The Advisory Division of the Raad van State has issued an opinion on the bill on the Temporary Act on Differentiation of Coronation Tickets. The bill was submitted to the House of Representatives on November 22, 2021. With this, the opinion of the Advisory Division also became public.

The proposal amends the Public Health Act (Wpg). This will make it possible to use a so-called ministerial regulation to impose a corona-access certificate (ctb), which includes only a vaccination certificate or a recovery certificate (2G). This means that if 2G is introduced for specific situations, one must be either vaccinated or recovered for this situation. A negative test result would no longer be enough.
The aim of the proposal is to slow down the speed of the spread of the virus, combat the overload of care, protect vulnerable people in society, and safely (re)open sectors that would otherwise have to remain closed. Only if these objectives are insufficiently achieved with 3G and any additional measures (such as staying in a chair or keeping a distance of one and a half meters) should 2G be deployed, according to the cabinet.
The bill provides that, in any case, 2G cannot be used for education and in the workplace. However, 2G could be used in so-called high-risk environments in the sectors where a ctb is already required. These sectors are culture, events, hospitality, sports and organized youth activities. In addition, parliament is currently debating a bill on mandating the ctb in non-essential retail and service industries. If that bill is passed, these sectors will also be covered.
In addition to 2G, 1G could possibly be deployed. 1G involves testing everyone for access. 1G could be deployed independently or in combination with 3G and 2G.
The Advisory Division recognizes that 2G leads to much public discussion. However, it considers it justifiable for the government to consider the measure, given the extremely difficult circumstances at the moment. However, the way in which 2G is given legal shape is inadequate: the law does not make it sufficiently clear when 2G will be possible and what is expected of entrepreneurs in its implementation.
The bill does not regulate when there is a high-risk environment. This is important, because the intention is that the obligation for 2G will only be imposed if it is really necessary from a public health perspective. Furthermore, it is not clear from the text of the law and the explanatory memorandum that 2G will be mandatory for high-risk environments unless a sufficient level of protection can be achieved with 3G. Nor is it clear whether there is a choice between 2G and 3G if it is already clear in advance that there is no alternative to 2G. If there is no such choice, it should be regulated by law.
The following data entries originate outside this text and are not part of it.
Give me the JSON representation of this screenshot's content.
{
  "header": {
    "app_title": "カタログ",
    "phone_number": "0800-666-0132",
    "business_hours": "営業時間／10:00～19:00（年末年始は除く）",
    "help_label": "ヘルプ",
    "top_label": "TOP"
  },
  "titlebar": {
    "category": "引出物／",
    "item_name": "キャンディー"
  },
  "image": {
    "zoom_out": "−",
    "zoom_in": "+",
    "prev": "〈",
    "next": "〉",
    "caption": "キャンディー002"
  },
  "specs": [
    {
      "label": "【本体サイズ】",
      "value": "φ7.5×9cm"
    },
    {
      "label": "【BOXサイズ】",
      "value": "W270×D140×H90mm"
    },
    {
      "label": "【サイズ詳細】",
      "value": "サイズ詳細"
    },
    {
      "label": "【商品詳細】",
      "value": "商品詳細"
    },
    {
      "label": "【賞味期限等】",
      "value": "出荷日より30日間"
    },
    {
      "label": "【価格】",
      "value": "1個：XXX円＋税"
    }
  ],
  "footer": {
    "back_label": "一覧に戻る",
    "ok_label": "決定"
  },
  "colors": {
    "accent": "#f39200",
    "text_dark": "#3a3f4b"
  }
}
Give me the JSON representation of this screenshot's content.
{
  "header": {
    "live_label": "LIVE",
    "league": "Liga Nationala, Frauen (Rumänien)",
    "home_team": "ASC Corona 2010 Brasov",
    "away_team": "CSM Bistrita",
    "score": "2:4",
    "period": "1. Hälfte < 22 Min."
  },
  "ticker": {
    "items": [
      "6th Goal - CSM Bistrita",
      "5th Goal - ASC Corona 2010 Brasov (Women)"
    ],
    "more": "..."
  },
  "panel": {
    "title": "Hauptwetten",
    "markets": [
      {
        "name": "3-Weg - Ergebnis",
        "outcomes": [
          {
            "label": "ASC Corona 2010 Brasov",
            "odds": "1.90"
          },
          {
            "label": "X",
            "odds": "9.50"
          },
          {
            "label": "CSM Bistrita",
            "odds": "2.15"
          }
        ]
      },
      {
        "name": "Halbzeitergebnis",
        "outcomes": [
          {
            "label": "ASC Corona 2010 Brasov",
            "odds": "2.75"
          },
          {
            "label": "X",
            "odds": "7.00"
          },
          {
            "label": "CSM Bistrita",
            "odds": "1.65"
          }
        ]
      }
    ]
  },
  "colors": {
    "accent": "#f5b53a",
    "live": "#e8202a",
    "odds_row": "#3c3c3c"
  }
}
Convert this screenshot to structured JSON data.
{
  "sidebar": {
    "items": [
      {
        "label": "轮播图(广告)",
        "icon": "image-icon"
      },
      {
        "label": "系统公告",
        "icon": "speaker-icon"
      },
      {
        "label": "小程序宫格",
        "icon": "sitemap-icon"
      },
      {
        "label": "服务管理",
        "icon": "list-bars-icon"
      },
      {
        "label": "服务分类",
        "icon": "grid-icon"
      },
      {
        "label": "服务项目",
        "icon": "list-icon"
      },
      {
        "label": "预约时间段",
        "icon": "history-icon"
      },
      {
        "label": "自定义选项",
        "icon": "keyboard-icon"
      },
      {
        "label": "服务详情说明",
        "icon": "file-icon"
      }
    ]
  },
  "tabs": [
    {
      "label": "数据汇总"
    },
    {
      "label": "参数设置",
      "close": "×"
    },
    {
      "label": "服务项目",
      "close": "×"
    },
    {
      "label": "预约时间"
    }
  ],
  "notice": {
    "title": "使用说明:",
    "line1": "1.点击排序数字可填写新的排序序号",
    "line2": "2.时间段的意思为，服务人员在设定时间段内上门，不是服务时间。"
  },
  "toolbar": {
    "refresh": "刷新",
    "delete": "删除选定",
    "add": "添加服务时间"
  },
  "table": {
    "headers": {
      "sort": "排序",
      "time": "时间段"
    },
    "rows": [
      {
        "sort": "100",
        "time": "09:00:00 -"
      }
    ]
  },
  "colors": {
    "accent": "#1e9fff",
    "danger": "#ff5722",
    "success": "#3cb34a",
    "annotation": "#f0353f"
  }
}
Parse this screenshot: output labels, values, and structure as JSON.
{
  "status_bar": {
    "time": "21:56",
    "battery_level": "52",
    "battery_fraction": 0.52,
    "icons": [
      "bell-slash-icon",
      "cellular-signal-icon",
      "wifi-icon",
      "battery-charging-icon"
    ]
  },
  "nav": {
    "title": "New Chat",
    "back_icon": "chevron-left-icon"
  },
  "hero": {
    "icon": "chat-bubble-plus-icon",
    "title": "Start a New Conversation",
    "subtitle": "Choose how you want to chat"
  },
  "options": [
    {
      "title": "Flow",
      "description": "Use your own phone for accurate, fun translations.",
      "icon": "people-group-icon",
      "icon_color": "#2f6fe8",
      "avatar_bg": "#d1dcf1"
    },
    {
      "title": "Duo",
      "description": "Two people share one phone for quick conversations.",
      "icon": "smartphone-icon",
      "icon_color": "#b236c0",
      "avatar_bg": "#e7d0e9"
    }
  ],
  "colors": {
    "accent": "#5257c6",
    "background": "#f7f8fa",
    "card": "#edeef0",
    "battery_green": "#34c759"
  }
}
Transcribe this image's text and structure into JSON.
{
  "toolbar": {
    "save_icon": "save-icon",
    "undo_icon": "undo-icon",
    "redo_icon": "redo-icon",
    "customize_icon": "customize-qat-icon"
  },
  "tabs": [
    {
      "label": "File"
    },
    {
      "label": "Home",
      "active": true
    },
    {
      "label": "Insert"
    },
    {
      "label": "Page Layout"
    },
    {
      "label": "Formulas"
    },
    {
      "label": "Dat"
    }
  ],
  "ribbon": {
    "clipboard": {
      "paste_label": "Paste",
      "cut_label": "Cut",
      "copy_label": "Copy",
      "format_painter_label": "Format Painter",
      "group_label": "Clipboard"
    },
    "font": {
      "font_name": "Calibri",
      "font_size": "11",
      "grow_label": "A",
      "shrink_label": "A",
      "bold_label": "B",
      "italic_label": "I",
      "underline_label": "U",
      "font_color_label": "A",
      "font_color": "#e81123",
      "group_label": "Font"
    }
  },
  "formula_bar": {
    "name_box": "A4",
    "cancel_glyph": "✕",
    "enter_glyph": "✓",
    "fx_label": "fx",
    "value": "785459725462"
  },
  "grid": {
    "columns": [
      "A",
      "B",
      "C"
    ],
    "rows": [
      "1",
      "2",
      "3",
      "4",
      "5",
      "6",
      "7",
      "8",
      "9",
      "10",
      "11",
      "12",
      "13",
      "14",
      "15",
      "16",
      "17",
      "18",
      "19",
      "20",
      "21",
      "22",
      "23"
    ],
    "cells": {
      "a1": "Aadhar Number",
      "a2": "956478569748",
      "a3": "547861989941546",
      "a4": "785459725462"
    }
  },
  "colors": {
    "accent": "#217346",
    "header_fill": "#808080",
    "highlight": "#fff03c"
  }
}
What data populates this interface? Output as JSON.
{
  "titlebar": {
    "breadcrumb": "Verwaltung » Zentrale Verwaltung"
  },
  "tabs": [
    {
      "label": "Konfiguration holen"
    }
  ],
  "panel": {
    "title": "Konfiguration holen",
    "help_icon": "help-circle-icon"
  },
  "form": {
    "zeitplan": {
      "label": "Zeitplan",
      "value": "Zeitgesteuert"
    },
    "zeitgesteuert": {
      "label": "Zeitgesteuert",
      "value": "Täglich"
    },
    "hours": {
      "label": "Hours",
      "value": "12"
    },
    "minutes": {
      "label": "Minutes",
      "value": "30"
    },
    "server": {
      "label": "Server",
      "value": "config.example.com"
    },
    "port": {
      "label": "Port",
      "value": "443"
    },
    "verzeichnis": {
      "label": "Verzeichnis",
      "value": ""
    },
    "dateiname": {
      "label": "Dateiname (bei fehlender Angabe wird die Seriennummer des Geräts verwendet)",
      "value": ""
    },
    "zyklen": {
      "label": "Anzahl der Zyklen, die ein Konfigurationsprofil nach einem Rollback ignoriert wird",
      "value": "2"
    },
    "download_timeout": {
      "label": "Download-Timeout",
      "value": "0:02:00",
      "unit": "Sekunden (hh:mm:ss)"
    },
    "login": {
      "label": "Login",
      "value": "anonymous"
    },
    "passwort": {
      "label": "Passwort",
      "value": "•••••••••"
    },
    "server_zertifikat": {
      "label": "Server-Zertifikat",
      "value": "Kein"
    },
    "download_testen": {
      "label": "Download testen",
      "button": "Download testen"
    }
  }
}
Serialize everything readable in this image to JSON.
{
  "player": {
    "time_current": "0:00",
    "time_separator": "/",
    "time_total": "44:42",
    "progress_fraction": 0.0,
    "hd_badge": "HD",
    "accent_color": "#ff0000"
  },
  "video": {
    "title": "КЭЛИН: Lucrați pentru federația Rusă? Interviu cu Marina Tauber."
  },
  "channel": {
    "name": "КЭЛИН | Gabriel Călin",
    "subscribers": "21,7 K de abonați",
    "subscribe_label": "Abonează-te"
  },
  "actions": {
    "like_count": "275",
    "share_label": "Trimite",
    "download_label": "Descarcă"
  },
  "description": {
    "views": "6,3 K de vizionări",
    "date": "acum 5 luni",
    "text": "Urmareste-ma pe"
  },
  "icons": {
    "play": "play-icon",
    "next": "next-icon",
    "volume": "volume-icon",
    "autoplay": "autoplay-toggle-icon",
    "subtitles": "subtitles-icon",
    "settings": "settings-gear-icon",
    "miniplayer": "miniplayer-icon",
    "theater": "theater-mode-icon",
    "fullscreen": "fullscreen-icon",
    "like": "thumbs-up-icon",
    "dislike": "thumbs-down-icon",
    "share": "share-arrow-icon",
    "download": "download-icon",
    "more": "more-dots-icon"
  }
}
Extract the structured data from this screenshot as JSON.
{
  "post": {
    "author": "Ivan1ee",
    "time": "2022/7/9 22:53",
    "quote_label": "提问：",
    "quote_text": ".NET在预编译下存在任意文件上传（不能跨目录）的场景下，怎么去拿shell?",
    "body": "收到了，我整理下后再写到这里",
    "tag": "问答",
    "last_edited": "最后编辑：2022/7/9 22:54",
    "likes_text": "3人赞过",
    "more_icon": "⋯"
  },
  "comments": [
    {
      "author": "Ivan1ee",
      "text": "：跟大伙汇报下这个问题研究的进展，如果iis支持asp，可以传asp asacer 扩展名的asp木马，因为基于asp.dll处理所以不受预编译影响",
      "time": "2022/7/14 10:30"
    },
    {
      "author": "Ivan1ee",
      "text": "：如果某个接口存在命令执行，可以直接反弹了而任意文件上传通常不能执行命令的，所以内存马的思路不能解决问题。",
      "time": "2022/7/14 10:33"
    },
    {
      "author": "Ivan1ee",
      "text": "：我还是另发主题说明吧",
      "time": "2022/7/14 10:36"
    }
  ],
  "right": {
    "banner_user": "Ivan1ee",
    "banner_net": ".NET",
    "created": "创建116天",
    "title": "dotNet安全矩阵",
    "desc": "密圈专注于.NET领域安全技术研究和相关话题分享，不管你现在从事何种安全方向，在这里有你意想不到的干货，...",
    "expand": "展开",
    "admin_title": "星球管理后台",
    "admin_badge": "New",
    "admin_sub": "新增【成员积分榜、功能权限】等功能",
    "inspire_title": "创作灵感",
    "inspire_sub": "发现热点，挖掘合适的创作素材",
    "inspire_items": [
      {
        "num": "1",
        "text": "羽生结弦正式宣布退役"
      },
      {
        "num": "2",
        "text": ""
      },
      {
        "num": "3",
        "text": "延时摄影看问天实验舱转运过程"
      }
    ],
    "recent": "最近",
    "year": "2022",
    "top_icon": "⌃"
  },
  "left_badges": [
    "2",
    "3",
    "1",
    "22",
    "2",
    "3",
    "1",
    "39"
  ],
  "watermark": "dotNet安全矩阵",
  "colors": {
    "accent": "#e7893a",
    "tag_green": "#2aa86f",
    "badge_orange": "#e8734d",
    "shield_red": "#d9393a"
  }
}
Finally, it is not clear when and how 1G may be used. It is also unclear whether 1G is feasible and to what extent the obligation to test everyone is proportionate. The Advisory Division therefore concludes that the proposal offers insufficient legal certainty for practice. This also affects compliance and enforcement.
People who have been unable to get vaccinated, for example for medical reasons, are exempted in the law. They can then still have access if 2G is mandatory. The Department recommends prompt clarification of how this will be designed and how it will be implemented in practice.